What’s more, while foreign investment in the primary market has traditionally been less than in the secondary market, this changed markedly in 2017 calendar with overseas investors putting in Rs 41,485 crore in the primary market against a net investment of merely Rs 9,768 crore in the secondary market. The last time this phenomenon was noted was in 2015, when they invested `22,400 crore in public offers against a net rS 8,472 crore in secondary trades. In 2012 and 2013, secondary market net investments by foreign investors were nearly 10 times their primary market allocation. Even in 2014, the multiple was just shy of 7. Leap to 2017 and the equation has reversed with nearly four times the money going into primary offers.

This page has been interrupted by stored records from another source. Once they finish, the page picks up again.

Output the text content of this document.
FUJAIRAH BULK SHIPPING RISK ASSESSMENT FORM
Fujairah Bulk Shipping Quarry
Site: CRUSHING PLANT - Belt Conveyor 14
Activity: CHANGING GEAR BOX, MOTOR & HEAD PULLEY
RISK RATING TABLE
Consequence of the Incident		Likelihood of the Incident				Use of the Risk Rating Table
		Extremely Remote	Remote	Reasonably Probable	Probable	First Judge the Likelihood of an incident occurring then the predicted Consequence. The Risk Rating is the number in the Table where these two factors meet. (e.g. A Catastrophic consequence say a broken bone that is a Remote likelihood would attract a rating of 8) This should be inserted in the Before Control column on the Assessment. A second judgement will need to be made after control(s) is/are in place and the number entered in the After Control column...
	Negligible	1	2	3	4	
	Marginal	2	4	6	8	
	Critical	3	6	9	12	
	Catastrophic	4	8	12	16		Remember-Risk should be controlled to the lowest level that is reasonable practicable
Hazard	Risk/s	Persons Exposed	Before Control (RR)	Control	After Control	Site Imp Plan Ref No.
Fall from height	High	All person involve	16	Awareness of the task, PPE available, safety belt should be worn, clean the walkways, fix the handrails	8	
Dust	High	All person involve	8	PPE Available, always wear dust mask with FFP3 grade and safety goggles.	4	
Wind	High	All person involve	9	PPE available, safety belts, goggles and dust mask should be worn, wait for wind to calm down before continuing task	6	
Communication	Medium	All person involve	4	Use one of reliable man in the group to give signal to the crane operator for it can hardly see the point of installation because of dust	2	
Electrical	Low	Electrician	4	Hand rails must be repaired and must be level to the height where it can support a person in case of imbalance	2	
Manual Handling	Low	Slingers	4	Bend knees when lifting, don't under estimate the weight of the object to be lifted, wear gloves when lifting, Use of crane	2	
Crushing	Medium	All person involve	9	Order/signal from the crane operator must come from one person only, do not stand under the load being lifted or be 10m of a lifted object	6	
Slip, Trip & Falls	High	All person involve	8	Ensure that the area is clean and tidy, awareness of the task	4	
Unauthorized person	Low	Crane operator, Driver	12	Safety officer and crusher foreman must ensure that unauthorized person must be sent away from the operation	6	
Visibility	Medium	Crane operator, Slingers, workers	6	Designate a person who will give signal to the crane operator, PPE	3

“When valuations are high and market trades at 26 multiple of forward earnings, investors move money into the primary markets. As IPOs are fresh issues, there is always something available,” suggests E Prasanth Prabhakaran, CEO of Yes Securities. Aditya Makharia, VP-Research at Motilal Oswal Asset Management Company agrees: “Companies go for listing when the market is rallying, as in an expensive market a newly listed company will get a good valuation. However, FPIs invest with a medium to long term view”. His contention is that given the high secondary market valuations, foreign investors will prefer investing in public offers of promising companies with a longer investment horizon.
The other significant factor that seems to have influenced the trend reversals in 2015 and 2017 were the nature of public offers that hit the market.
2015 saw several infrastructure companies list, including MEP Infrastructure, PNC Infratech and Sadbhav Infrastructure, which collectively mopped up over Rs 1,200 crore, besides marquee issues like Interglobe Aviation (`1,272 crore), Coffee Day Enterprises (Rs 1,150 crore), Innox Wind (`1,020 crore), Alkem Labs (`1,350 crore), Dr Lal Path Labs (`638 crore) and Narayana Hrudayalaya (`613 crore). Most of these issues saw high investor interest from institutions, high networth investors and small investors. In contrast, 2017 was dominated by heavy-weight issues from the financial sector, predominantly insurance. General Insurance Corporation of India (GIC), ICICI Lombard General Insurance, SBI Life Insurance, New India Assurance (NIA) and HDFC Standard Life Insurance were the prominent insurance companies that floated public offers in the year.